Data-dependent dissimilarity measure : An effective alternative to geometric distance measures
- Authors: Aryal, Sunil , Ting, Kaiming , Washio, Takashi , Haffari, Gholamreza
- Date: 2017
- Type: Text , Journal article
- Relation: Knowledge and Information Systems Vol. 53, no. 2 (2017), p. 479-506
- Full Text: false
- Reviewed:
- Description: Nearest neighbor search is a core process in many data mining algorithms. Finding reliable closest matches of a test instance is still a challenging task as the effectiveness of many general-purpose distance measures such as ℓp -norm decreases as the number of dimensions increases. Their performances vary significantly in different data distributions. This is mainly because they compute the distance between two instances solely based on their geometric positions in the feature space, and data distribution has no influence on the distance measure. This paper presents a simple data-dependent general-purpose dissimilarity measure called ‘ mp -dissimilarity’. Rather than relying on geometric distance, it measures the dissimilarity between two instances as a probability mass in a region that encloses the two instances in every dimension. It deems two instances in a sparse region to be more similar than two instances of equal inter-point geometric distance in a dense region.
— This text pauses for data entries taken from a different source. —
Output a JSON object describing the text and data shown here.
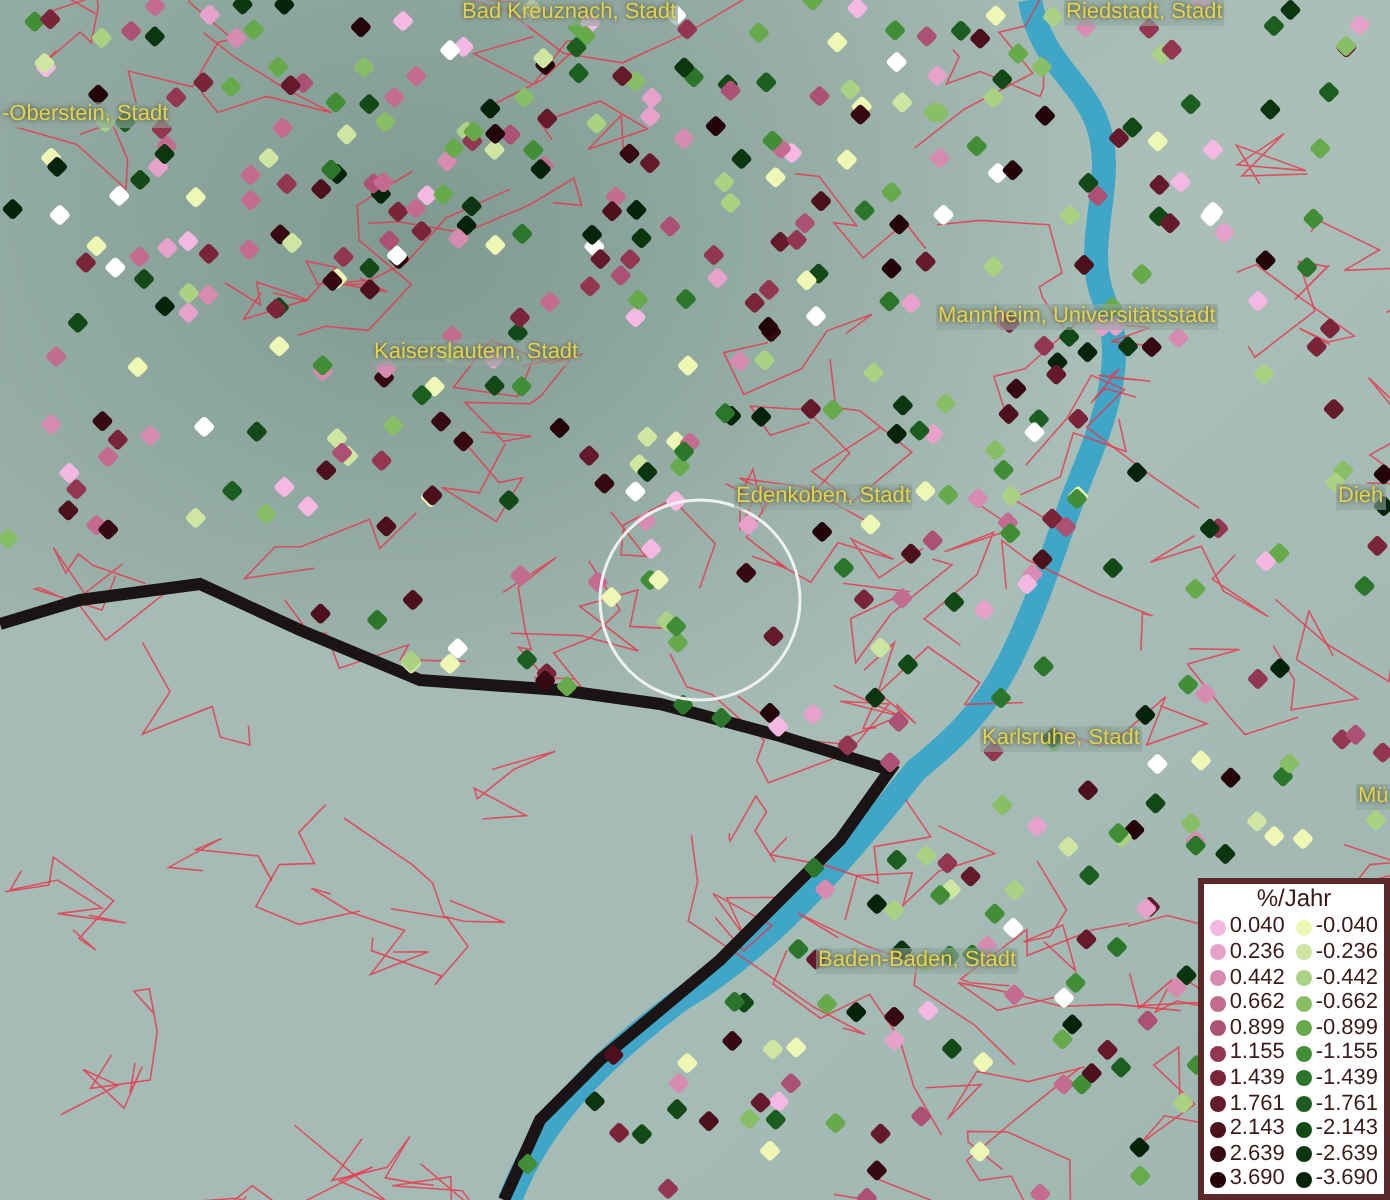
{
  "map": {
    "places": [
      {
        "name": "Bad Kreuznach, Stadt"
      },
      {
        "name": "Riedstadt, Stadt"
      },
      {
        "name": "-Oberstein, Stadt"
      },
      {
        "name": "Mannheim, Universitätsstadt"
      },
      {
        "name": "Kaiserslautern, Stadt"
      },
      {
        "name": "Edenkoben, Stadt"
      },
      {
        "name": "Dieh"
      },
      {
        "name": "Karlsruhe, Stadt"
      },
      {
        "name": "Mü"
      },
      {
        "name": "Baden-Baden, Stadt"
      }
    ]
  },
  "legend": {
    "title": "%/Jahr",
    "rows": [
      {
        "positive": {
          "label": "0.040",
          "color": "#f4b8e2"
        },
        "negative": {
          "label": "-0.040",
          "color": "#eef7b4"
        }
      },
      {
        "positive": {
          "label": "0.236",
          "color": "#e7a2cb"
        },
        "negative": {
          "label": "-0.236",
          "color": "#cfe6a2"
        }
      },
      {
        "positive": {
          "label": "0.442",
          "color": "#d88bb0"
        },
        "negative": {
          "label": "-0.442",
          "color": "#abd283"
        }
      },
      {
        "positive": {
          "label": "0.662",
          "color": "#c46c90"
        },
        "negative": {
          "label": "-0.662",
          "color": "#88bf66"
        }
      },
      {
        "positive": {
          "label": "0.899",
          "color": "#ac5074"
        },
        "negative": {
          "label": "-0.899",
          "color": "#66aa4c"
        }
      },
      {
        "positive": {
          "label": "1.155",
          "color": "#933652"
        },
        "negative": {
          "label": "-1.155",
          "color": "#418e36"
        }
      },
      {
        "positive": {
          "label": "1.439",
          "color": "#7a243a"
        },
        "negative": {
          "label": "-1.439",
          "color": "#2b762a"
        }
      },
      {
        "positive": {
          "label": "1.761",
          "color": "#641a2b"
        },
        "negative": {
          "label": "-1.761",
          "color": "#1c5e1f"
        }
      },
      {
        "positive": {
          "label": "2.143",
          "color": "#4d101d"
        },
        "negative": {
          "label": "-2.143",
          "color": "#124917"
        }
      },
      {
        "positive": {
          "label": "2.639",
          "color": "#370913"
        },
        "negative": {
          "label": "-2.639",
          "color": "#0b3610"
        }
      },
      {
        "positive": {
          "label": "3.690",
          "color": "#23040a"
        },
        "negative": {
          "label": "-3.690",
          "color": "#05230b"
        }
      }
    ]
  }
}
Our empirical results in k-NN classification and content-based multimedia information retrieval tasks show that the proposed mp -dissimilarity measure produces better task-specific performance than existing widely used general-purpose distance measures such as ℓp -norm and cosine distance across a wide range of moderate- to high-dimensional data sets with continuous only, discrete only, and mixed attributes.